Chapter 7: Energy
…Prior to 9/11, I was incredibly frustrated because I could see a “clear and present danger” to the United States but, despite my warnings and those of others, the U.S. government remained complacent until it was too late. The result was the death of three thousand innocent people in one day of attacks on two iconic American symbols. As horrendous as that was, it may someday seem less significant than the deaths from floods, the forced migration of millions, the spread of diseases, the dust bowls that were once fertile lands, all of which may be the result of the climate change that we are causing. And, as with 9/11, we were warned, told for years that climate change was happening. Those like Al Gore who told us what was coming were not merely ignored, they were mocked. Imagine their frustration. During critical years when something might have been done to stop climate change, we not only failed to act, we made it worse. When most of the world united to address the problem, the United States rejected the approach and failed to offer an effective alternative.

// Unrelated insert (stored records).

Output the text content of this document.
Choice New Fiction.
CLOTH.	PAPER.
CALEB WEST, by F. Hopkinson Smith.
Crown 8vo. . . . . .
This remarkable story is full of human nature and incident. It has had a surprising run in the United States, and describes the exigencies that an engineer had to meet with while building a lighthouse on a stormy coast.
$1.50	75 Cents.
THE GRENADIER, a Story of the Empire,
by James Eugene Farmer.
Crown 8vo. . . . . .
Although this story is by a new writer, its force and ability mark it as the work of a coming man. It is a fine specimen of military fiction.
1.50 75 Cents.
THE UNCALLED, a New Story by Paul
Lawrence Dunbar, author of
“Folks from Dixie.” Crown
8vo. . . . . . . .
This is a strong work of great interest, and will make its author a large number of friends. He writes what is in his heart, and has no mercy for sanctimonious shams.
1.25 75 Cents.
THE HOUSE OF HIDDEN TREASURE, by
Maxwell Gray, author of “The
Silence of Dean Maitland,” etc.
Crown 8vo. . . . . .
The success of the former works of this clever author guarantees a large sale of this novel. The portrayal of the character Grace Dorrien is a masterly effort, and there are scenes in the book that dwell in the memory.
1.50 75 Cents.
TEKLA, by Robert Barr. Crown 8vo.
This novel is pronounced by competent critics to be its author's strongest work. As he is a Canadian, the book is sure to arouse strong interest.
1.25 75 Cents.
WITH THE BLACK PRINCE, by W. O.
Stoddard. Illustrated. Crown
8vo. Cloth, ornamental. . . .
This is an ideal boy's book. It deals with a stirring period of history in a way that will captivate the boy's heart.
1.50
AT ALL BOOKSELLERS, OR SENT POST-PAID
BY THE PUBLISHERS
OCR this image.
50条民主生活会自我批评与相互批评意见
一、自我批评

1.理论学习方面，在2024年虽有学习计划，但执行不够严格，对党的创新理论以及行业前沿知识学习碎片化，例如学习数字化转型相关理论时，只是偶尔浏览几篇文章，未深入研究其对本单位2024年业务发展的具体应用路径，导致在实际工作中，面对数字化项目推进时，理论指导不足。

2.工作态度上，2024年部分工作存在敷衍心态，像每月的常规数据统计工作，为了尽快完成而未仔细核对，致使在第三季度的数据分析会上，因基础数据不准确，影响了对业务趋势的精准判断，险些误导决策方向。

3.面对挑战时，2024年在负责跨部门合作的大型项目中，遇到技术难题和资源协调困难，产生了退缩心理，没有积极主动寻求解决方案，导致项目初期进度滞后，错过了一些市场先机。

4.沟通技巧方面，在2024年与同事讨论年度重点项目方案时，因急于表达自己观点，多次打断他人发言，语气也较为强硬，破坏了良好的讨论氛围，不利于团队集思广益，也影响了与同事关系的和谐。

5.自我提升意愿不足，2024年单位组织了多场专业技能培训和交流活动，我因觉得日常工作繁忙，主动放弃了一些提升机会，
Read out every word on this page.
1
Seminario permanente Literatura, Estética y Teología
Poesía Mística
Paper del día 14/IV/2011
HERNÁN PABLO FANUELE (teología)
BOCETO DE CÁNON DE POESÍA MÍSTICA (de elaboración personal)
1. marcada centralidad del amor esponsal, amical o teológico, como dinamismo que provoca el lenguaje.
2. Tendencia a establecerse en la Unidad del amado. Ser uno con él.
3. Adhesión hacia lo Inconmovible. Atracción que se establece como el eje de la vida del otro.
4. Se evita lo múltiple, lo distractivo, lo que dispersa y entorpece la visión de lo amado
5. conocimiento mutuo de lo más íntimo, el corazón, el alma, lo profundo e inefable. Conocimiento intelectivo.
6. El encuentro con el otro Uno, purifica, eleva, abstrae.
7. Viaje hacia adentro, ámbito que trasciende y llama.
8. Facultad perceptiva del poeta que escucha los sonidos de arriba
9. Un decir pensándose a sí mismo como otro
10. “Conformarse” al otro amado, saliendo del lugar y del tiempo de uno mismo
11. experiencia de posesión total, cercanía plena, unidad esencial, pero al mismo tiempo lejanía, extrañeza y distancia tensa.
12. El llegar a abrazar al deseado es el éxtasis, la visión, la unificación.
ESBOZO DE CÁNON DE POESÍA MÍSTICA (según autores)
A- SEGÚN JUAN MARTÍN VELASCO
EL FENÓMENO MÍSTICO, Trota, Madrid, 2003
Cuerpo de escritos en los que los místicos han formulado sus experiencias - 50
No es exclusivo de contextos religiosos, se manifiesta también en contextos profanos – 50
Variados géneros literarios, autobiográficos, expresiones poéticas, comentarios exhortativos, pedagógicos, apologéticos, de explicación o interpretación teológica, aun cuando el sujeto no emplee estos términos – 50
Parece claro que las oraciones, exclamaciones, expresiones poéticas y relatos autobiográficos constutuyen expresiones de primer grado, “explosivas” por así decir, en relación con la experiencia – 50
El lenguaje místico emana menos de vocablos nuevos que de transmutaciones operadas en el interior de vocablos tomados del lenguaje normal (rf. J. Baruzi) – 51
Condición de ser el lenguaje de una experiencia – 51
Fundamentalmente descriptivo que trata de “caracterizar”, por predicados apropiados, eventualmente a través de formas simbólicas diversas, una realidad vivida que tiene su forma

The “know-nothings” of climate change have contended for years that the science of climate change was uncertain or that global warming may actually be a good thing on balance. They were right about one thing, that there is uncertainty: we are uncertain about whether we have already passed the point of no return, whether cataclysmic climate change is now inevitable. On the chance that it is not too late to mitigate the damage, to make it less bad than it might otherwise be, we should embark on a national emergency program to reduce carbon emissions. Instead, today, our government continues to fail on the conjoined issues of energy policy and climate change. We are misdiagnosing the national security issues associated with oil, and we are far from a national emergency effort on climate change. We have a muddled, leaderless effort that will not significantly reduce carbon emissions in the foreseeable future. Future generations will likely regard the last decade’s activity, or lack of it, on climate change as the most important failure of government in human history. And the failure continues…
Because we do not have that precise knowledge, we seem to think it is acceptable to do little or nothing. If, however, we were told that a terrorist group was going to attack New York City or Florida sometime in the next few decades with a weapon that would flood the areas and make them uninhabitable, we would not hesitate to begin acting now. Yet climate change may have a greater effect in this century than any combination of major terrorist attacks or wars, causing population centers to disappear, millions of people to move, and the global balance of power to shift away from the United States…
I have never really understood why some national security experts willingly accept the need to act on the basis of unquantifiable and remote threats from terrorists or the ballistic missiles of countries that do not yet have long-range systems, but at the same time ridicule the need to act against a threat that almost all reputable scientists say is real. In his book The One Percent Doctrine, Ron Suskind tells the tale of Vice President Cheney’s being willing to wage a fierce (and counterproductive, the way he waged it) war against Iraq and terrorism if there were just a 1 percent possibility of a terrorist nuclear weapon going off in the United States, perhaps destroying New York, on some unknown day in the future. “The United States must act now as if it were a certainty.” Well, there is a far greater risk than 1 percent of destruction occurring in all of our coastal cities over the lifetime of children alive today, not because of an enemy, but because of our own and other nations ignoring climate change.